Abstract:The core of evidence-based medicine is to read and analyze numerous papers in the medical literature on a specific clinical problem and summarize the authoritative answers to that problem. Currently, to formulate a clear and focused clinical problem, the popular PICO framework is usually adopted, in which each clinical problem is considered to consist of four parts: patient/problem (P), intervention (I), comparison (C) and outcome (O). In this study, we compared several classification models that are commonly used in traditional machine learning. Next, we developed a multitask classification model based on a soft-margin SVM with a specialized feature engineering method that combines 1-2gram analysis with TF-IDF analysis. Finally, we trained and tested several generic models on an open-source data set from BioNLP 2018. The results show that the proposed multitask SVM classification model based on 1-2gram TF-IDF features exhibits the best performance among the tested models.

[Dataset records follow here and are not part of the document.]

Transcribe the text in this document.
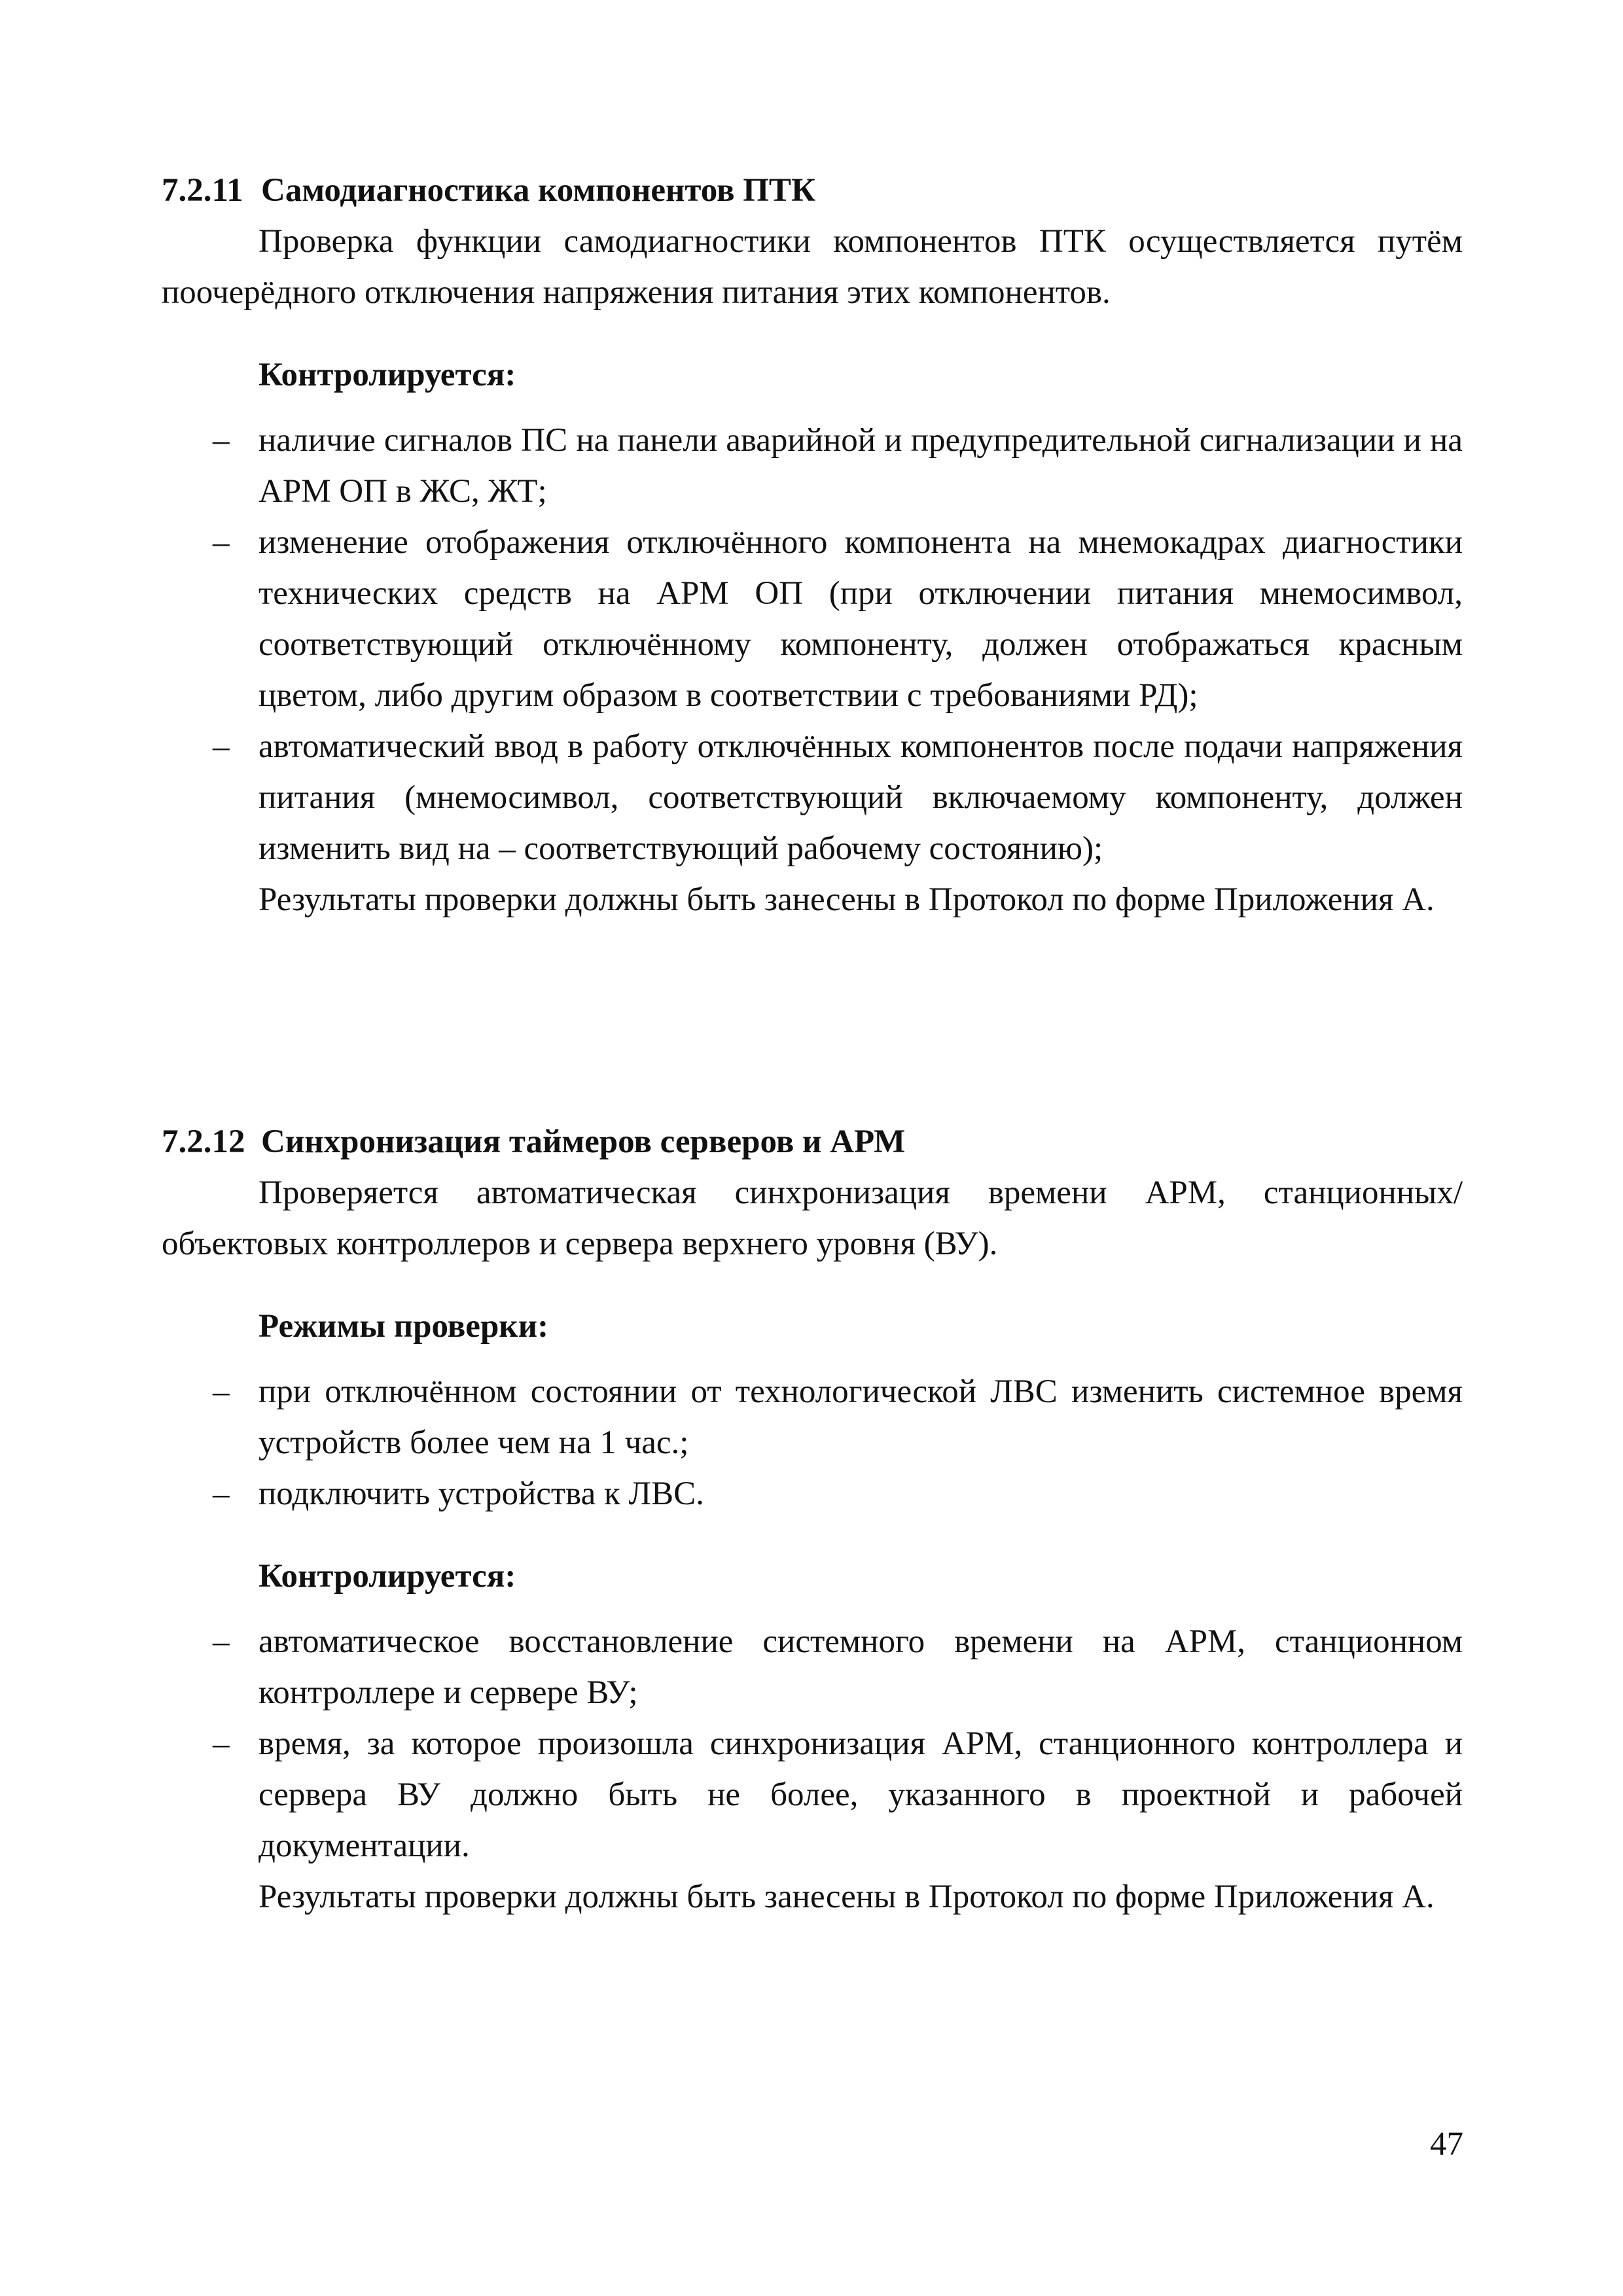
7.2.11 Самодиагностика компонентов ПТК

Проверка функции самодиагностики компонентов ПТК осуществляется путём поочерёдного отключения напряжения питания этих компонентов.

Контролируется:
– наличие сигналов ПС на панели аварийной и предупредительной сигнализации и на АРМ ОП в ЖС, ЖТ;
– изменение отображения отключённого компонента на мнемокадрах диагностики технических средств на АРМ ОП (при отключении питания мнемосимвол, соответствующий отключённому компоненту, должен отображаться красным цветом, либо другим образом в соответствии с требованиями РД);
– автоматический ввод в работу отключённых компонентов после подачи напряжения питания (мнемосимвол, соответствующий включаемому компоненту, должен изменить вид на – соответствующий рабочему состоянию);

Результаты проверки должны быть занесены в Протокол по форме Приложения А.

7.2.12 Синхронизация таймеров серверов и АРМ

Проверяется автоматическая синхронизация времени АРМ, станционных/объектовых контроллеров и сервера верхнего уровня (ВУ).

Режимы проверки:
– при отключённом состоянии от технологической ЛВС изменить системное время устройств более чем на 1 час.;
– подключить устройства к ЛВС.
Контролируется:
– автоматическое восстановление системного времени на АРМ, станционном контроллере и сервере ВУ;
– время, за которое произошла синхронизация АРМ, станционного контроллера и сервера ВУ должно быть не более, указанного в проектной и рабочей документации.

Результаты проверки должны быть занесены в Протокол по форме Приложения А.

47
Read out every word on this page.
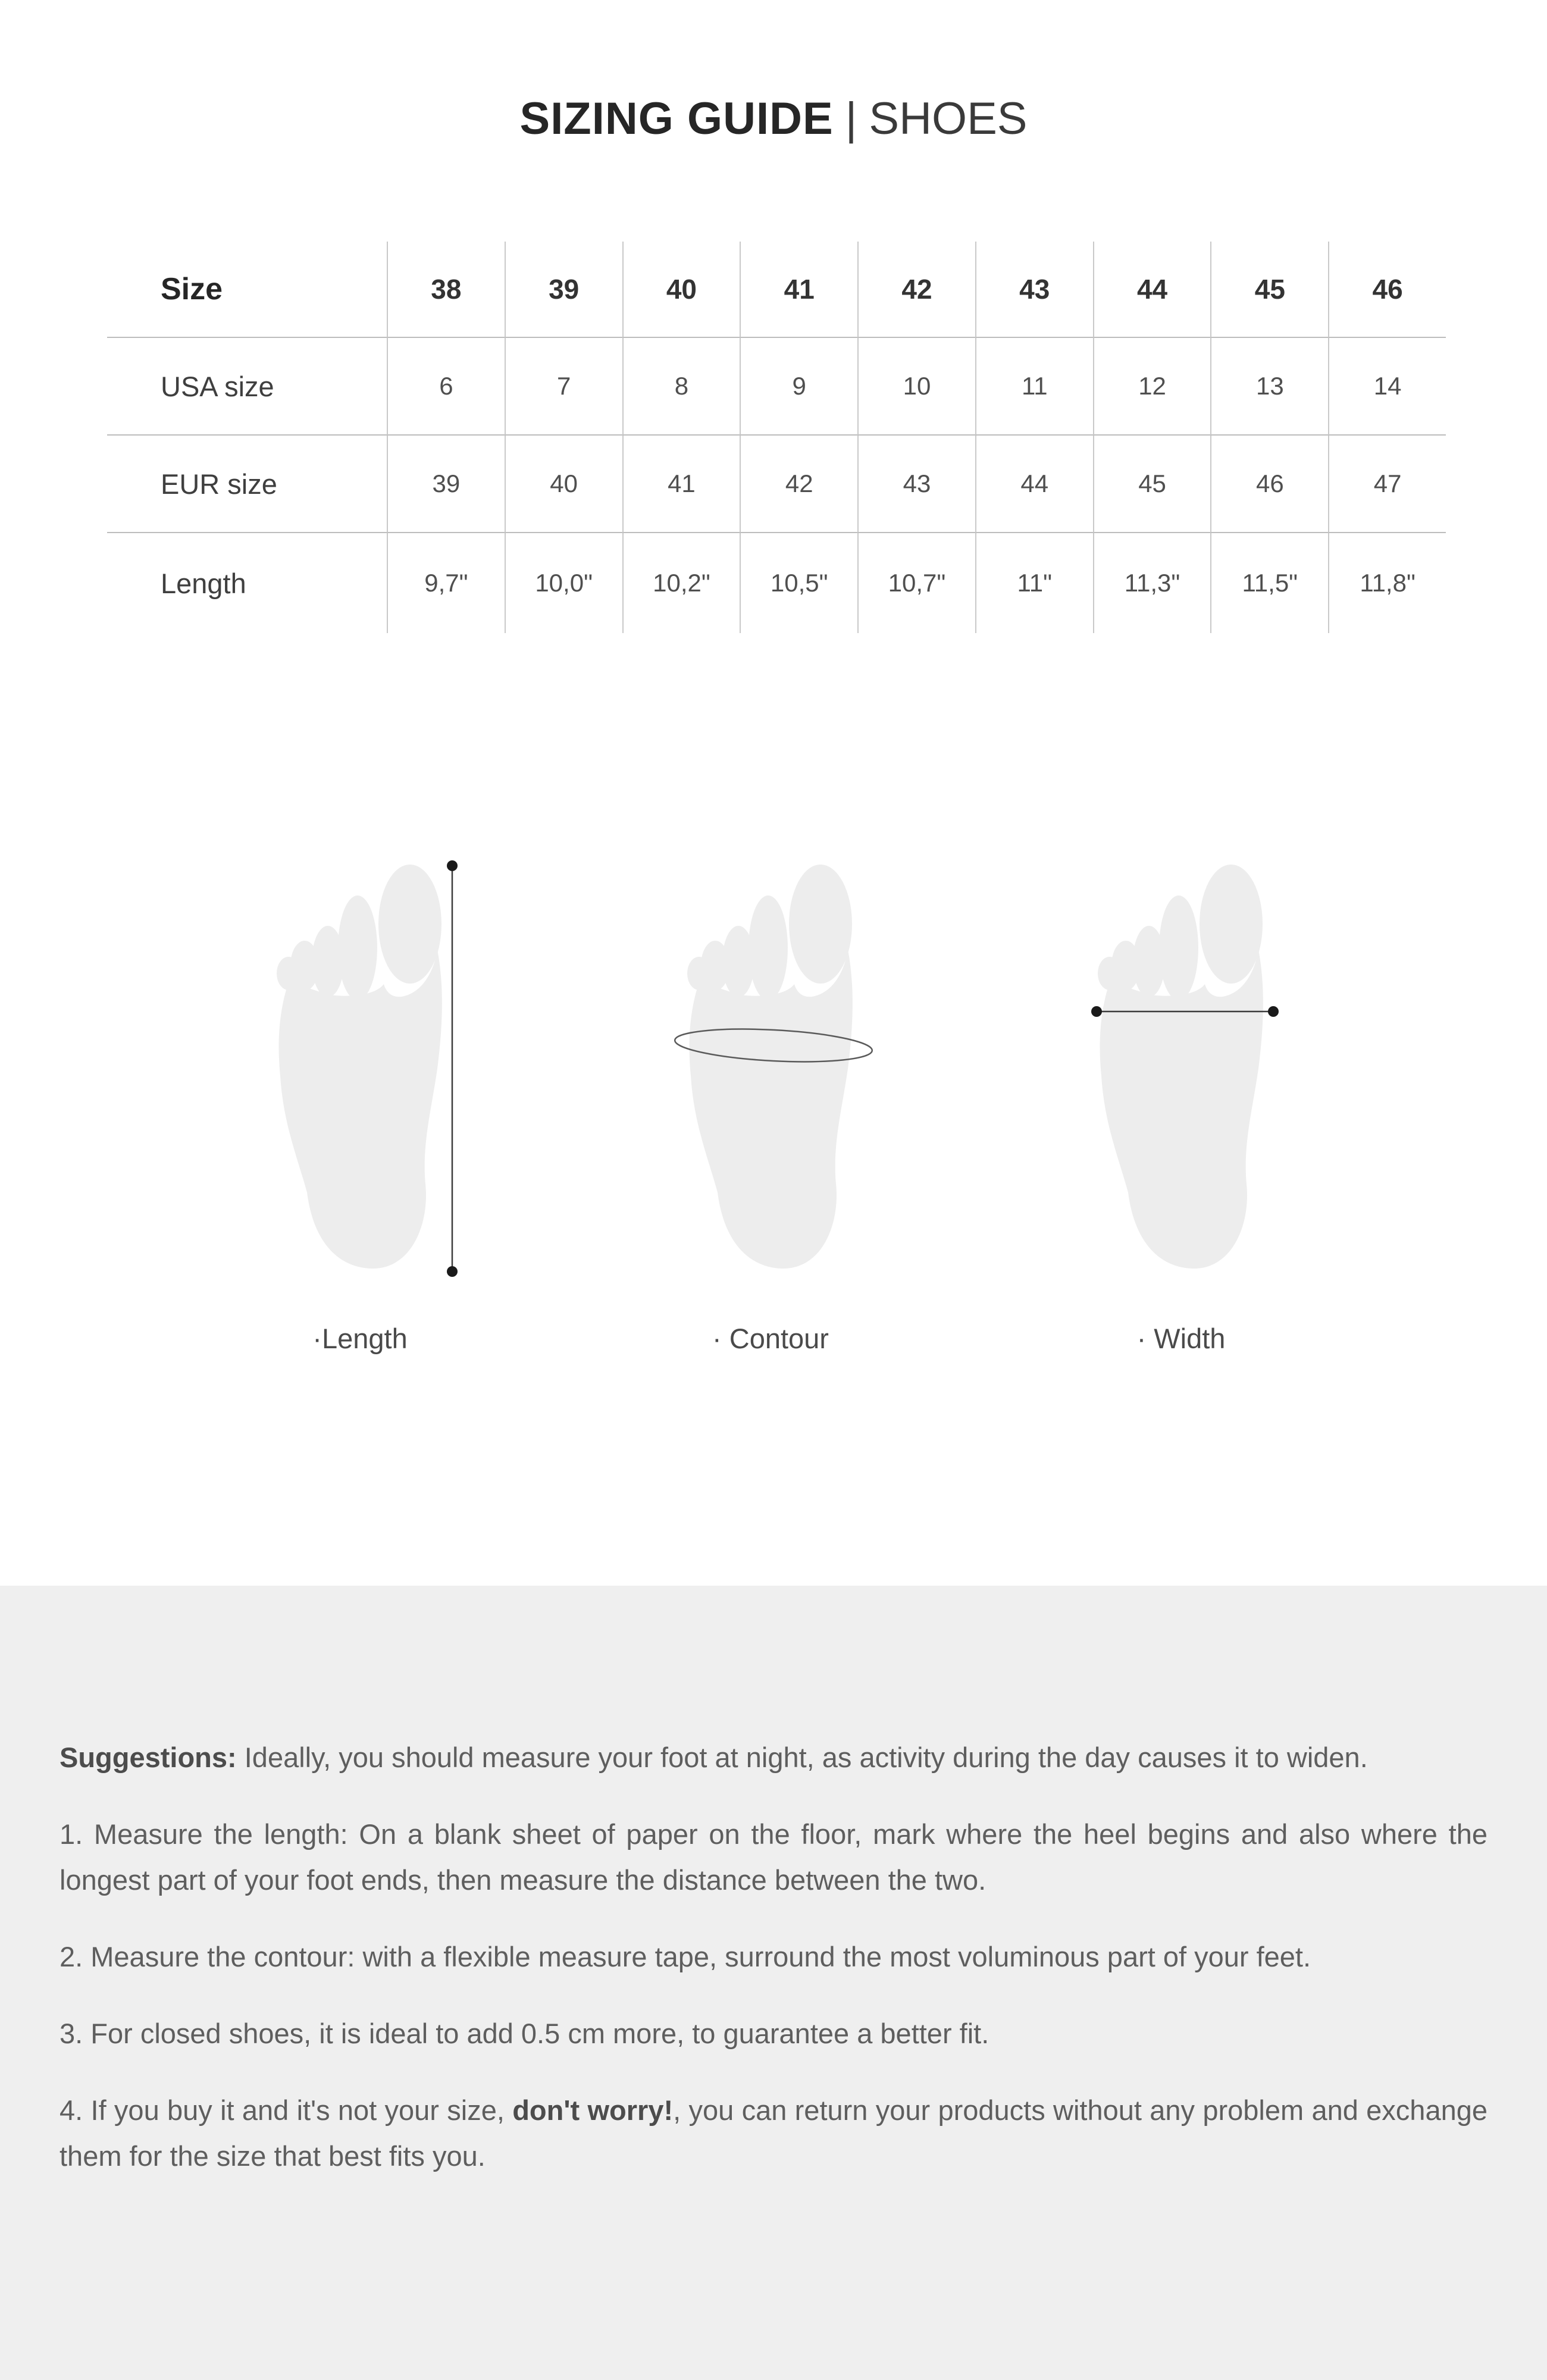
SIZING GUIDE | SHOES
Size	38	39	40	41	42	43	44	45	46
USA size	6	7	8	9	10	11	12	13	14
EUR size	39	40	41	42	43	44	45	46	47
Length	9,7"	10,0"	10,2"	10,5"	10,7"	11"	11,3"	11,5"	11,8"
·Length	· Contour	· Width

Suggestions: Ideally, you should measure your foot at night, as activity during the day causes it to widen.

1. Measure the length: On a blank sheet of paper on the floor, mark where the heel begins and also where the longest part of your foot ends, then measure the distance between the two.

2. Measure the contour: with a flexible measure tape, surround the most voluminous part of your feet.

3. For closed shoes, it is ideal to add 0.5 cm more, to guarantee a better fit.

4. If you buy it and it's not your size, don't worry!, you can return your products without any problem and exchange them for the size that best fits you.
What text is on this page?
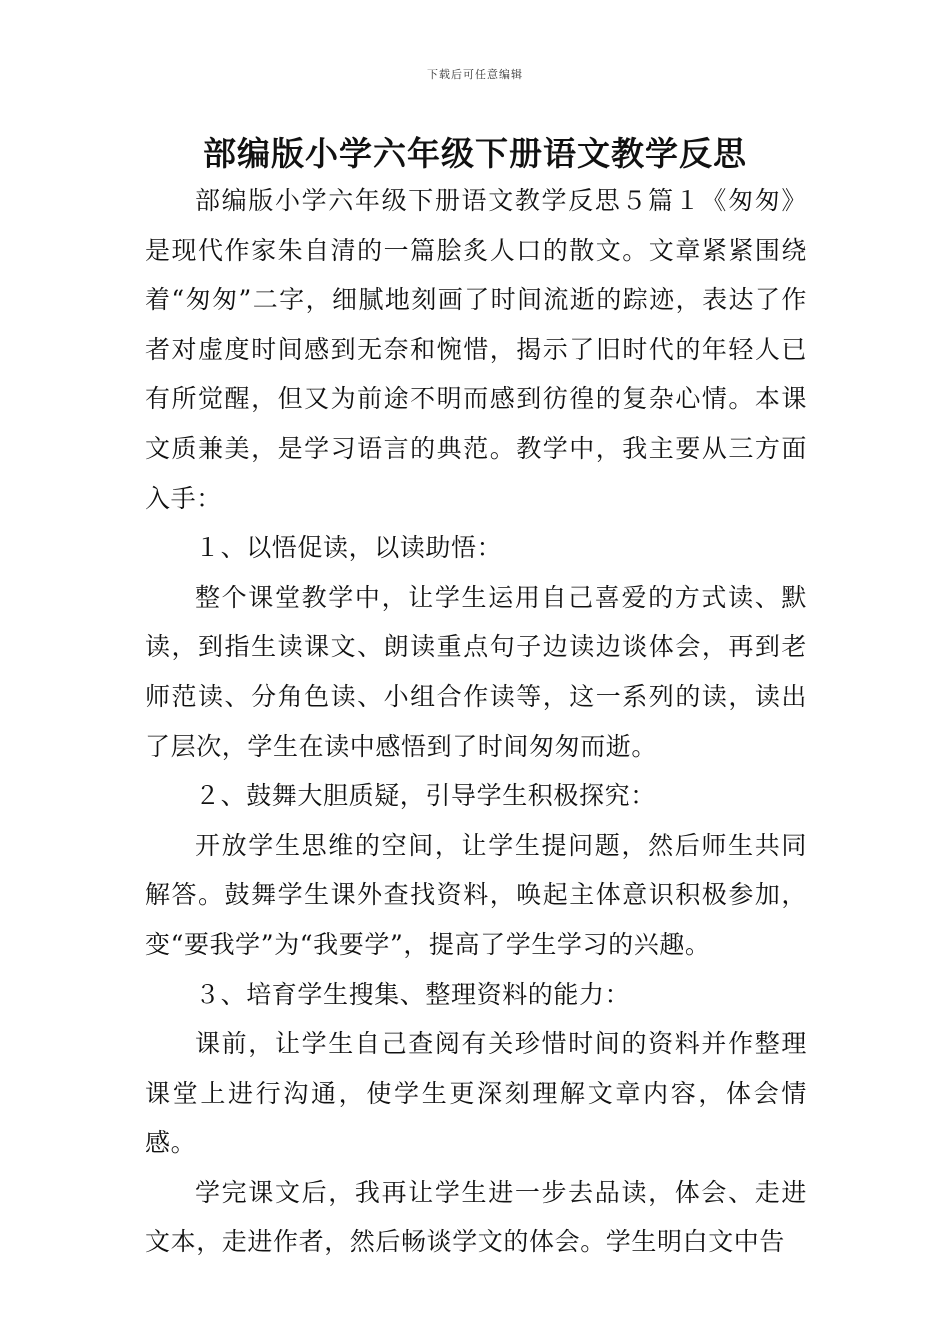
下载后可任意编辑
部编版小学六年级下册语文教学反思

部编版小学六年级下册语文教学反思５篇１《匆匆》是现代作家朱自清的一篇脍炙人口的散文。文章紧紧围绕着“匆匆”二字，细腻地刻画了时间流逝的踪迹，表达了作者对虚度时间感到无奈和惋惜，揭示了旧时代的年轻人已有所觉醒，但又为前途不明而感到彷徨的复杂心情。本课文质兼美，是学习语言的典范。教学中，我主要从三方面入手：

１、以悟促读，以读助悟：

整个课堂教学中，让学生运用自己喜爱的方式读、默读，到指生读课文、朗读重点句子边读边谈体会，再到老师范读、分角色读、小组合作读等，这一系列的读，读出了层次，学生在读中感悟到了时间匆匆而逝。

２、鼓舞大胆质疑，引导学生积极探究：

开放学生思维的空间，让学生提问题，然后师生共同解答。鼓舞学生课外查找资料，唤起主体意识积极参加，变“要我学”为“我要学”，提高了学生学习的兴趣。

３、培育学生搜集、整理资料的能力：

课前，让学生自己查阅有关珍惜时间的资料并作整理课堂上进行沟通，使学生更深刻理解文章内容，体会情感。

学完课文后，我再让学生进一步去品读，体会、走进文本，走进作者，然后畅谈学文的体会。学生明白文中告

What problem does this paper attempt to address?
The problem that this paper attempts to solve is: how to automatically extract PICO elements from the abstracts of randomized controlled trials (RCTs). Specifically, the author aims to improve the efficiency of identifying the four components - patients/problems (P), interventions (I), comparisons (C), and outcomes (O) - from structured abstracts through machine - learning methods, in order to support the research and application of evidence - based medicine (EBM).
### Problem Background
In evidence - based medicine, researchers need to read and analyze a large amount of literature to summarize authoritative answers to specific clinical questions. In order to clarify and focus on clinical questions, the PICO framework is usually adopted, in which each clinical question is decomposed into four parts: patients/problems (P), interventions (I), comparisons (C), and outcomes (O). However, since these PICO elements are not clearly labeled in the structured abstracts of most medical papers, the literature retrieval and screening work is very time - consuming. Therefore, being able to automatically extract PICO elements from structured abstracts will greatly improve the work efficiency of evidence - based medicine.
### Main Contributions of the Paper
1. **Feature Engineering Method**: The author proposes a feature engineering method based on TF - IDF (term frequency - inverse document frequency) and combines it with 1 - 2gram analysis.
2. **Multi - task Classification Model**: Develops a multi - task classification model based on soft - margin SVM (soft - margin support vector machine) for automatically extracting PICO elements at the sentence level.
3. **Experimental Verification**: Verifies the effectiveness of the 1 - 2gram model through six groups of controlled experiments and compares its performance with the word2vec word embedding method.
4. **Comparison with Other Classic Methods**: Compares the proposed model with classic classification methods such as random forest (RF), XGBoost, naive Bayes (NB), and long - short - term memory network (LSTM), and the results show that the proposed model is superior in performance.
### Formula Display
- **Term Frequency (TF) Formula**:
\[
tf_{i,j}=\frac{n_{i,j}}{\sum_{k}n_{k,j}}
\]
where \(n_{i,j}\) is the number of times the word \(w_i\) appears in the sentence \(s_j\), and the denominator is the sum of the number of times all words appear in the sentence \(s_j\).
- **Inverse Document Frequency (IDF) Formula**:
\[
idf_i = \log\frac{|D|}{|\{j:w_i\in s_j\}| + 1}
\]
where \(|D|\) is the total number of sentences in the data set, \(|\{j:w_i\in s_j\}| \) is the number of sentences containing the word \(w_i\), and adding 1 is to prevent the denominator from being zero.
- **TF - IDF Formula**:
\[
tfidf_{i,j}=tf_{i,j}\times idf_i
\]
- **Soft - margin SVM Constraint Conditions**:
\[
y_i(w^T x_i + b)\geq1-\xi_i,\quad i = 1,\ldots,n
\]
where \(x_i\) is the vector representation of sentence \(i\), \(y_i\) is the label of sentence \(i\), and \(\xi_i\geq0\) is a slack variable.
- **Soft - margin SVM Objective Function**:
\[
\min\frac{1}{2}\|w\|^2 + C\sum_{i = 1}^n\xi_i
\]
where \(C>0\) is a penalty parameter that controls the relative weight between the two terms in the objective function.
Through the above methods and models, the author has successfully improved the accuracy and efficiency of automatically extracting PICO elements from medical literature, thus providing strong support for evidence - based medicine research.